Alice used a toaster oven, but I have a pretty small oven so I didn't feel bad heating it for just a tiny cake. She cooked her cake for a total of 20 minutes; mine was done in 15 and could possibly have gone one minute less. So do check on your cake. I used a small glass storage container to bake the cake in. At about four inches in diameter, this meant that the cake was only about a quarter inch thick. So if you have a container that's just a little smaller, that might work better. Then again, you probably don't want the batter too thick because there are no eggs to help make it fluffy; so you don't want it to end up too dense.

My cake wasn't dense. It probably was less fluffy than the usual cake, but it is thinner, too. So there was enough air in there to make it feel normal. It tastes normal, too. No, not as good as that other cake recipe that I said I use. This one tastes much more standard than that. Remember that, as always, it'll take on the flavor of the cocoa powder you use, so whatever you do don't use Hershey's or Nestle; try to get something from a store like Whole Foods or even Tuesday Morning instead. I used Guittard cocoa powder, which you can get at World Market. It gave the cake a mildly rich flavor. And it really did taste quite nice; I found myself craving more later in the day.

Because I may not have done my 1/8 teaspoon measurements accurately, I did worry that I added too much vinegar or baking soda (I intentionally let myself measure extra vanilla). I kept wondering if there was a slightly sour taste, or if I was getting a slight bitter aftertaste. Still, this was a small enough question that I'm going to ignore it, and I imagine that if it was there it was due to my measurements.

As you can tell, ultimately I'm spending a whole post talking about someone else's recipe because I do find this concept exciting. In her article, she talks about the multitude of single serving cake recipes that are out there, but this is the first one that I've come across. I'm very taken with it, and it worked well for me. I would love to find more recipes like this for other desserts. This is the type of thing that you can make once a week to treat yourself, an everyday type of recipe that you use so often that you end up memorizing it. Don't say no to dessert; learn how and in what way you can say yes*.

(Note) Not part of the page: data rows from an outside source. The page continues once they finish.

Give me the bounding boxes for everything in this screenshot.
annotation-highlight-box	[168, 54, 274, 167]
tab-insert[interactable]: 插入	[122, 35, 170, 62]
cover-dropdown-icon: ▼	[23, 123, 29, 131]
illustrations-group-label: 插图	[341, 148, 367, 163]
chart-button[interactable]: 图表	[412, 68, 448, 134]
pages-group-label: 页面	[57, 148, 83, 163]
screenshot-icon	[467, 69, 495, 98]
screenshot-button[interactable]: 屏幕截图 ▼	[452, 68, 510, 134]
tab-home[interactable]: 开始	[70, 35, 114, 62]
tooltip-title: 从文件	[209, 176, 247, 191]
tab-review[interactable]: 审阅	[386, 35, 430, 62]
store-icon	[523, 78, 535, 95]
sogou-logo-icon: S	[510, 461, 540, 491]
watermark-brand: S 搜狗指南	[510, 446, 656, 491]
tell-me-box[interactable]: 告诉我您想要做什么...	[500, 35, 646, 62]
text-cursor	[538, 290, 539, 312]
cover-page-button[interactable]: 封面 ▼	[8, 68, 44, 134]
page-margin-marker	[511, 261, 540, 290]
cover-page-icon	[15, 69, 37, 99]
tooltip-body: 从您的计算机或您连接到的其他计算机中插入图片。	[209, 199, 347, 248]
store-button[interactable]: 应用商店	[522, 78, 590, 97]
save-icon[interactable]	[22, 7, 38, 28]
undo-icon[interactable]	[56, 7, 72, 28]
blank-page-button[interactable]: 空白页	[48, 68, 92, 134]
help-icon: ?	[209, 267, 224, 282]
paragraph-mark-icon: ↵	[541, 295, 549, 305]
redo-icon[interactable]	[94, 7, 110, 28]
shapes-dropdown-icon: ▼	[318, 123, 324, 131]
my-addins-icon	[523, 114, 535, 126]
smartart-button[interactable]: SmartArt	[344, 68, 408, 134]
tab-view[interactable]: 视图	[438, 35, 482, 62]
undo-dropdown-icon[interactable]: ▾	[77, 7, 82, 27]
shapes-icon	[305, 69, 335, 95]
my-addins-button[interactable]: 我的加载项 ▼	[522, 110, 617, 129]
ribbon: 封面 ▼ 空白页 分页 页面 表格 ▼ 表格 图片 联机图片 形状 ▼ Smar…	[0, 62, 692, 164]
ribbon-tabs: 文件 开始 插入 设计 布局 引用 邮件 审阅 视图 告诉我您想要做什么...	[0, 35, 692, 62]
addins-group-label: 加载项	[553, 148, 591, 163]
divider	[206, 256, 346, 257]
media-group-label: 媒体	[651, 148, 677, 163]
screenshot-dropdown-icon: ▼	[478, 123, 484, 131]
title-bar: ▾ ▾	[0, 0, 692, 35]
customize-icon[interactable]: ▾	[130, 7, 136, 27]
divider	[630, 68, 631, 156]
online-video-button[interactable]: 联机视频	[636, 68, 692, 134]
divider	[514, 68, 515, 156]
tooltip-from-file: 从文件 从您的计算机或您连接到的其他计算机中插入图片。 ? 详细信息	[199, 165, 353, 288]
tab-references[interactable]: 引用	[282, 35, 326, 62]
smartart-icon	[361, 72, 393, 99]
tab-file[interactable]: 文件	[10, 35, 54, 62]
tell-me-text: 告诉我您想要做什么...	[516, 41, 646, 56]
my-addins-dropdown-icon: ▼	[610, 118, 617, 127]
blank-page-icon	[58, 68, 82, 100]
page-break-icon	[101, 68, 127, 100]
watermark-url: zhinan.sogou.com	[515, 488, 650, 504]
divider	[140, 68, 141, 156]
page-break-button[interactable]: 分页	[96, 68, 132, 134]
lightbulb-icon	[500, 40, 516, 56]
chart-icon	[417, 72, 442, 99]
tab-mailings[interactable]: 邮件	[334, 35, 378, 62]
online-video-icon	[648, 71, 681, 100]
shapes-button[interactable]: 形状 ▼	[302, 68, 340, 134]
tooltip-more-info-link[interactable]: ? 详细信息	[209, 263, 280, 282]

*Organic flour, organic sugar, non-GMO cocoa powder, aluminum-free baking powder, Himalayan salt, organic/unsweetened almond milk, cold-pressed sunflower oil, Madagascar Bourbon vanilla extract, and white vinegar. That isn't what the ingredients look like in grocery store cake. And note that if you also use a milk alternative, this recipe is vegan, mainly because it doesn't have eggs (not that I'm vegan, but many people are).